Keep Consistent and Carry On

Impactful branding and effective marketing materials rely on consistency.

The more consistent you are with your company or organisation’s visual presentation, the stronger you’ll look, the more memorable you’ll become, and the more loyal customers or clients you’ll attract.

If a customer – or potential customer – first spots your advert in a magazine, and then visits your website – only to find little or no visual consistency, they’ll feel pretty confused, pretty quickly. And at worst, they’ll be so turned off that they go elsewhere to buy the product or service they were originally interested in, which no-one wants – except your competitors, of course!

So… as long as you’re proud of your company’s visual appearance (and if you’re not, we can certainly help with that), you should make every effort to look like that everywhere, and every time, you appear in front of people. Because when you do, you’ll make it much easier for them to recognise you, understand you, trust you, and do business with you.
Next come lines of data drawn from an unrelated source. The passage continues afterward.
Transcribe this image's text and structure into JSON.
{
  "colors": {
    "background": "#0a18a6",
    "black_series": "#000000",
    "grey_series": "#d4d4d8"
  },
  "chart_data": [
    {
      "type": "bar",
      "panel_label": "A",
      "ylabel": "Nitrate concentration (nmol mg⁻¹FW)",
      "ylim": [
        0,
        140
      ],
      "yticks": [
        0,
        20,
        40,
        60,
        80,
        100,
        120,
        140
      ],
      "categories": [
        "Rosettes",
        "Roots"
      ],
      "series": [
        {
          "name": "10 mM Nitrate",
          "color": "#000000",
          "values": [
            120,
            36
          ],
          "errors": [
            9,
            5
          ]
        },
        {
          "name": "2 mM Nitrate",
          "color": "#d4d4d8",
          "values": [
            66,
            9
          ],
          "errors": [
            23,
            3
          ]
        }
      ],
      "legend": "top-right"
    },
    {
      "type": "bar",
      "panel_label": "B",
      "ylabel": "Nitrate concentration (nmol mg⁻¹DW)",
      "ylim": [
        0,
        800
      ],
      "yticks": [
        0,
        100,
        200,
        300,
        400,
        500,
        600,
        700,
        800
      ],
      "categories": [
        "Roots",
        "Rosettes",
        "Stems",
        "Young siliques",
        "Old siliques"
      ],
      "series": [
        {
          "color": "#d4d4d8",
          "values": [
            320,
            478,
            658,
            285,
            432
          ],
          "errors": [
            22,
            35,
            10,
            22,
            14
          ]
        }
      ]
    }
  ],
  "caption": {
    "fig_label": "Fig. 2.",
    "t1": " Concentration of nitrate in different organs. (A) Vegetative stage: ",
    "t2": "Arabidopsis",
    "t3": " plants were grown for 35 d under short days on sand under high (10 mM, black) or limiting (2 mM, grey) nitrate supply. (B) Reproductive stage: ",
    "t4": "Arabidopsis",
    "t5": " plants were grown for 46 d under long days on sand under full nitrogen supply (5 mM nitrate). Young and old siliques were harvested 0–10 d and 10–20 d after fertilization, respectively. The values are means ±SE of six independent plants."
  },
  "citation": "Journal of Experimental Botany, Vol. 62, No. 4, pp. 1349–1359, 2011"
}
More Consistency = Less Confusion.

And Less Confusion = More Customers.

It’s also your responsibility (or your graphic designer’s) to check that your branding stays consistent and uniform over time, and across all your communications and marketing collateral. If you find some inconsistencies have crept in…

Was your company’s blue too bright on your last leaflet, or did the wrong typeface appear on your last e-newsletter?
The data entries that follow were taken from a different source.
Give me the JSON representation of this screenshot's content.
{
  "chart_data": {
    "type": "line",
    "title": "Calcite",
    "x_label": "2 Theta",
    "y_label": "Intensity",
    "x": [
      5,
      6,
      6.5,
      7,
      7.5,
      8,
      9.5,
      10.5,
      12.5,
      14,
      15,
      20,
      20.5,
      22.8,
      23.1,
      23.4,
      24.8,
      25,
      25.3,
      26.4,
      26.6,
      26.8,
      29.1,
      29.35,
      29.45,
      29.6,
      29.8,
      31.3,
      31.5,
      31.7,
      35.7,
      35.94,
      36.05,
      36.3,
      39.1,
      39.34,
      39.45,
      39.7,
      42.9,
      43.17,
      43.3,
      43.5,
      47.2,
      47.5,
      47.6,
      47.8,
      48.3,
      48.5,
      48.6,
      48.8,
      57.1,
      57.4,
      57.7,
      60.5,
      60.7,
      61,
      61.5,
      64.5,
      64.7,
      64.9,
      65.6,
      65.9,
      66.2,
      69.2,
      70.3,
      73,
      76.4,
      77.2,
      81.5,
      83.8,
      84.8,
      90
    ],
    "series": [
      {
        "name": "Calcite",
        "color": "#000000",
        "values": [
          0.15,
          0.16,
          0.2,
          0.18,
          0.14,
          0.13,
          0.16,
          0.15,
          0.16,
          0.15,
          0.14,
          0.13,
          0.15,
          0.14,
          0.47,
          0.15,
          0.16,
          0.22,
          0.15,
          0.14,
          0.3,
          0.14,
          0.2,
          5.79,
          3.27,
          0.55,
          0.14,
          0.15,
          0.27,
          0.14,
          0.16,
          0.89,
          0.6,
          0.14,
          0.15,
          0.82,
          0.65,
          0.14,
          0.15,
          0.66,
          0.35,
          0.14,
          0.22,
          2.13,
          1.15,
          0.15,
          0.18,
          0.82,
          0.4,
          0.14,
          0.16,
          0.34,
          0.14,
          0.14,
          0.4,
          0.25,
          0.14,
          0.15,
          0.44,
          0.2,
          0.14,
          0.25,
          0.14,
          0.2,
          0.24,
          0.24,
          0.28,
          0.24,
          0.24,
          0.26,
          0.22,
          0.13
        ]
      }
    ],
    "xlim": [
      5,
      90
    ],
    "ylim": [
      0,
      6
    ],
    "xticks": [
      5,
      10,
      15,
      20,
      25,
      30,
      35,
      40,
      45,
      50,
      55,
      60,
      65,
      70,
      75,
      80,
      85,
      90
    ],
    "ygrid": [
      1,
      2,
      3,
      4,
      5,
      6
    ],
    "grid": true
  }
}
…just review and tweak those elements the next time, so that all your brand elements fall neatly back in line.

Whatever sales and marketing projects you’re working on, think carefully about:

1. Your Logo: use the correct version(s), make sure they look clear and high quality, and consider placing them in a consistent position place across all your materials, so they become even easier to recognise and engage with.

2. Your Colours: colours can totally define a brand – think Coca-Cola or Cadburys. But now imagine Coca-Cola’s red a shade too orange, or Cadburys purple a shade too blue. If it looks wrong, it’ll feel wrong too, so to help ensure colour consistency across all your materials, carefully define your shades, and identify the various colour breakdowns (CMYK and Pantone for print, RGB for screen and HEX for web).
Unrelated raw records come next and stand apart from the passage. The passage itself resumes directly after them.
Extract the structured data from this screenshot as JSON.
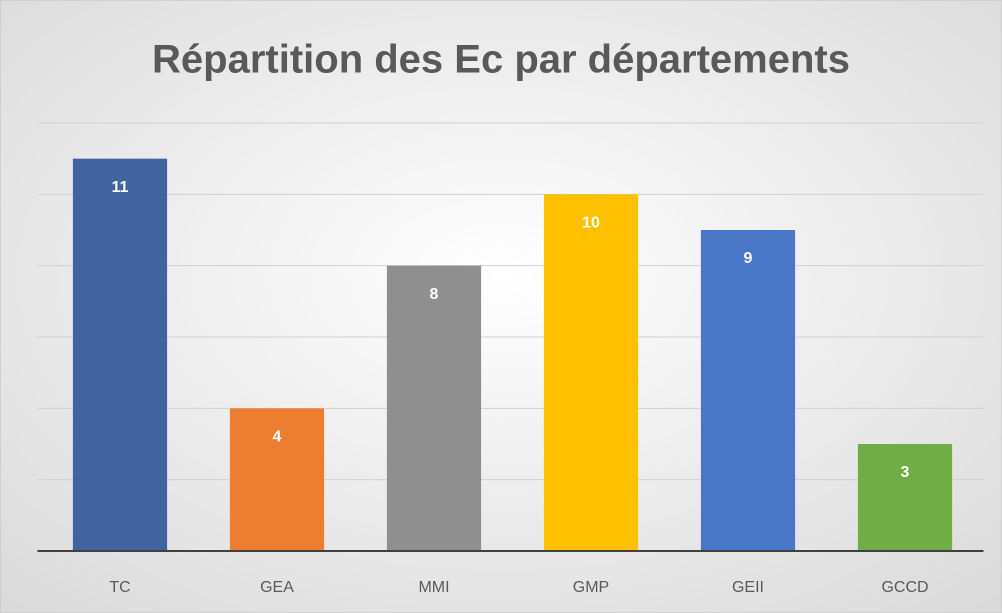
{
  "chart_data": {
    "type": "bar",
    "title": "Répartition des Ec par départements",
    "categories": [
      "TC",
      "GEA",
      "MMI",
      "GMP",
      "GEII",
      "GCCD"
    ],
    "values": [
      11,
      4,
      8,
      10,
      9,
      3
    ],
    "colors": [
      "#41649e",
      "#ed7d31",
      "#8f8f8f",
      "#ffc000",
      "#4a76c8",
      "#70ad47"
    ],
    "ylim": [
      0,
      12
    ],
    "yticks": [
      0,
      2,
      4,
      6,
      8,
      10,
      12
    ],
    "grid": true
  }
}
3. Your Typefaces: different typefaces have different ‘personalities’ – some feel very friendly and others look very formal, so choose your brand typefaces/fonts carefully and then use them across all your materials. Using a wide mixture of fonts can look visually confused, so try and stick to just one or two typefaces, and specify particular weights of those fonts for headings, subheadings, body copy, small print etc.

4. Your Imagery: we often use quality images to enhance our client’s brand and marketing materials.

Sometimes our clients’ budgets allow us to commission bespoke photography, but often, we select images from online ‘stock’ libraries. Wherever they come from though, they should all have a consistent style (black and white or colour, full-bleed or cutout, abstract or ‘lifestyle’).

5. Your Graphic Elements: just like photography, creating bespoke icons, diagrams and infographics can also help to create your brand’s unique style. And by using your brand colours and brand fonts to create those graphics, we can reinforce your consistent visual approach even more.

6. Your Tone of Voice: most businesses need to communicate with their customers (to promote their products and services and to keep them updated with any news, offers etc.), but they don’t – and shouldn’t – all communicate in the same way. So think about your customers (their age, gender, location, interests etc.) and whether they would prefer a more formal, technical tone of voice, or a more relaxed and chatty one. And then stick to that whenever you talk to them, so your messages are delivered clearly and consistently every time.

And then… once you’ve established your 100%-consistent brand identity, think about protecting it via a Brand Guidelines Document.

Whether you opt for a single page showing basic logo usage, or a comprehensive 100-page ‘brand bible’ with in-depth information about company values, colour specifications, typography, graphics, image style, tone of voice etc., your Brand Guidelines Document should show everyone that works with you, how to use your brand elements.

Basically… responsibly, effectively and…you guessed it…consistently!

“We are what we repeatedly do. Excellence then, is not an act, but a habit.”